Integrate C++ Shared Libraries with mwArray

C++ Shared Library Wrapper

When you create a C++ shared library using MATLAB^® Compiler SDK™, the compiler generates a wrapper file and a header file. The header file contains all of the entry points for the compiled MATLAB functions.

C++ `libmatrix` Example

The examples on this page reference the C++ shared library libmatrix. To create this library, complete the example Generate a C++ mwArray API Shared Library and Build a C++ Application.

Ensure both files are in the current folder, then compile the matrix_mwarray.cpp application using mbuild.

mbuild matrix_mwarray.cpp libmatrix.lib

Note

Due to name mangling in C++, you must compile your C++ application with the same version of the third-party compiler that you use to compile your C++ shared library.

Arrays in C++ Applications

In the matrix_mwarray.cpp code, arrays are represented by objects of the class mwArray. Every mwArray class object contains a pointer to a MATLAB array structure. For this reason, the attributes of an mwArray object are a superset of the attributes of a MATLAB array. Every MATLAB array contains information about the size and shape of the array (i.e., the number of rows, columns, and pages) and either one or two arrays of data. The first array stores the real part of the array data and the second array stores the imaginary part. For arrays with no imaginary part, the second array is not present. The data in the array is arranged in column-major, rather than row-major, order.

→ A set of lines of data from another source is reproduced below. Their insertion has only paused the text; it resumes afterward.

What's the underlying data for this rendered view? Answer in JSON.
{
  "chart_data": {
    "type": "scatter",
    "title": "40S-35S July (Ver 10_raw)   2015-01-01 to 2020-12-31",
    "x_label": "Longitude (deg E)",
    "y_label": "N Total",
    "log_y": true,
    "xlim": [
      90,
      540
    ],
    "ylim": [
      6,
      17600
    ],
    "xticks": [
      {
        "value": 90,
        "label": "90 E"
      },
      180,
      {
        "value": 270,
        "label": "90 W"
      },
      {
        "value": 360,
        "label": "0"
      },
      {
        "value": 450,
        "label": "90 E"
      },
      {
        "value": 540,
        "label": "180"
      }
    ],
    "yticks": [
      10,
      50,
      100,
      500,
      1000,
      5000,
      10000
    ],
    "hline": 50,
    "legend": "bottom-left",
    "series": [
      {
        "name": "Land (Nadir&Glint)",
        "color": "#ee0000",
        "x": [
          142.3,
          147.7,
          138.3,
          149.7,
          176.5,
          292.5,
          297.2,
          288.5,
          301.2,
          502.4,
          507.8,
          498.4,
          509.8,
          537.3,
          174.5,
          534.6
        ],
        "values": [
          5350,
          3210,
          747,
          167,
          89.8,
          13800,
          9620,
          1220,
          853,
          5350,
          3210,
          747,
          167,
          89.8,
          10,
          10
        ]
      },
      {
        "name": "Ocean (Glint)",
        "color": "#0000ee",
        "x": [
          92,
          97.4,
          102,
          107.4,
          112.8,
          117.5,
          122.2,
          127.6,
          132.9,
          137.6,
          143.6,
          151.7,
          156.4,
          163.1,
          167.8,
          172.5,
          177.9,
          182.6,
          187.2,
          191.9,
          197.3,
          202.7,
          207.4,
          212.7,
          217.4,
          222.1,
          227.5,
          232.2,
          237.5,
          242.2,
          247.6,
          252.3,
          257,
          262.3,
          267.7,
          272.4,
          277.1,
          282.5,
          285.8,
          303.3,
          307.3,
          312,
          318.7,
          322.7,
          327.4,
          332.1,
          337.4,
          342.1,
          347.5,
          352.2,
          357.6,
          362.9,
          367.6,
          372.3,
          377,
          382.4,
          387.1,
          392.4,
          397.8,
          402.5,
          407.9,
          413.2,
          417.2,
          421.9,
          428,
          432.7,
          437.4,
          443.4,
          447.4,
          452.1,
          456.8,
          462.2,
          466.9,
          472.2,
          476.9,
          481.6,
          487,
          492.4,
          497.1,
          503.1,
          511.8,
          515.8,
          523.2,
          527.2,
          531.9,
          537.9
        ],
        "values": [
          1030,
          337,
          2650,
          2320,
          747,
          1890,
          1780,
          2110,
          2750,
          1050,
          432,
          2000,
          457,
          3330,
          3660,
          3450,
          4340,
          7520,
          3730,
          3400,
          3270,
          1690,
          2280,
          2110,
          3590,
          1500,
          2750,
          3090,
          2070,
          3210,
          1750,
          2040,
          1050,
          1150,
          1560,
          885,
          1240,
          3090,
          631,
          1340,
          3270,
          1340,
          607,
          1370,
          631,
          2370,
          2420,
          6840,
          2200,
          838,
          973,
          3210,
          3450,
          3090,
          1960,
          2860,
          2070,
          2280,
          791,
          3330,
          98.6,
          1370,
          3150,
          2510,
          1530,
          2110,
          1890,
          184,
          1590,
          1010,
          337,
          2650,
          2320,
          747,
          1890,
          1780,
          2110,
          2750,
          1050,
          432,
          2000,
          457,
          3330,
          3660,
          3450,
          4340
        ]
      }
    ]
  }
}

For information about how MATLAB Compiler SDK uses a proxy layer for the linked libraries, see Understand the mclmcrrt Proxy Layer.

Incorporate C++ Shared Library into Application

There are two main differences to note when using a C++ shared library:

Interface functions use the mwArray type to pass arguments, rather than the mxArray type used with C shared libraries.
C++ exceptions are used to report errors to the caller. Therefore, all calls must be wrapped in a try-catch block.

Exported Function Signature

The C++ shared library target generates two sets of interfaces for each MATLAB function. For more information, see Functions Generated from MATLAB Files. The generic signature of the exported C++ functions is as follows:

MATLAB Functions with No Return Values

bool MW_CALL_CONV <function-name>(<const_mwArray_references>);

MATLAB Functions with at Least One Return Value

bool MW_CALL_CONV <function-name>(int <number_of_return_values>,
     <mwArray_references>, <const_mwArray_references>);

In this case, const_mwArray_references represents a comma-separated list of references of type const mwArray& and mwArray_references represents a comma-separated list of references of type mwArray&. For example, in the libmatrix library, the C++ interface to the addmatrix MATLAB function is generated as:

void addmatrix(int nargout, mwArray& a, const mwArray& a1,  
               const mwArray& a2);

where a is an output parameter and a1 and a2 are input parameters.

Input arguments passed to the MATLAB function via varargin must be passed via a single mwArray that is a cell array. Each element in the cell array must constitute an input argument. Output arguments retrieved from the MATLAB function via varargout must be retrieved via a single mwArray that is a cell array. Each element in the cell array will constitute an output argument. The number of elements in the cell array will be equal to number_of_return_values - the number of named output parameters. Also note that,

If the MATLAB function takes a varargin argument, the C++ function must be passed an mwArray corresponding to that varargin, even if the mwArray is empty.
If the MATLAB function takes a varargout argument, the C++ function must be passed an mwArray corresponding to that varargin, even if number_of_return_values is set to the number of named output arguments, which means meaning that varargout will be empty.
The varargout argument needs to follow any named output arguments and precede any input arguments.
The varargin argument needs to be the last argument.

Error Handling

C++ interface functions handle errors during execution by throwing a C++ exception. Use the mwException class for this purpose. Your application can catch mwExceptions and query the what() method to get the error message. To correctly handle errors when calling the C++ interface functions, wrap each call inside a try-catch block.

	try
{
		...
		(call function)
		...
}
catch (const mwException& e)
{
		...
		(handle error)
		...
}

The matrix_mwarray.cpp application illustrates the typical way to handle errors when calling the C++ interface functions.

Working with C++ Shared Libraries and Sparse Arrays

The MATLAB Compiler SDK C/C++ API includes static factory methods for working with sparse arrays.

For a complete list of the methods, see C++ Utility Classes.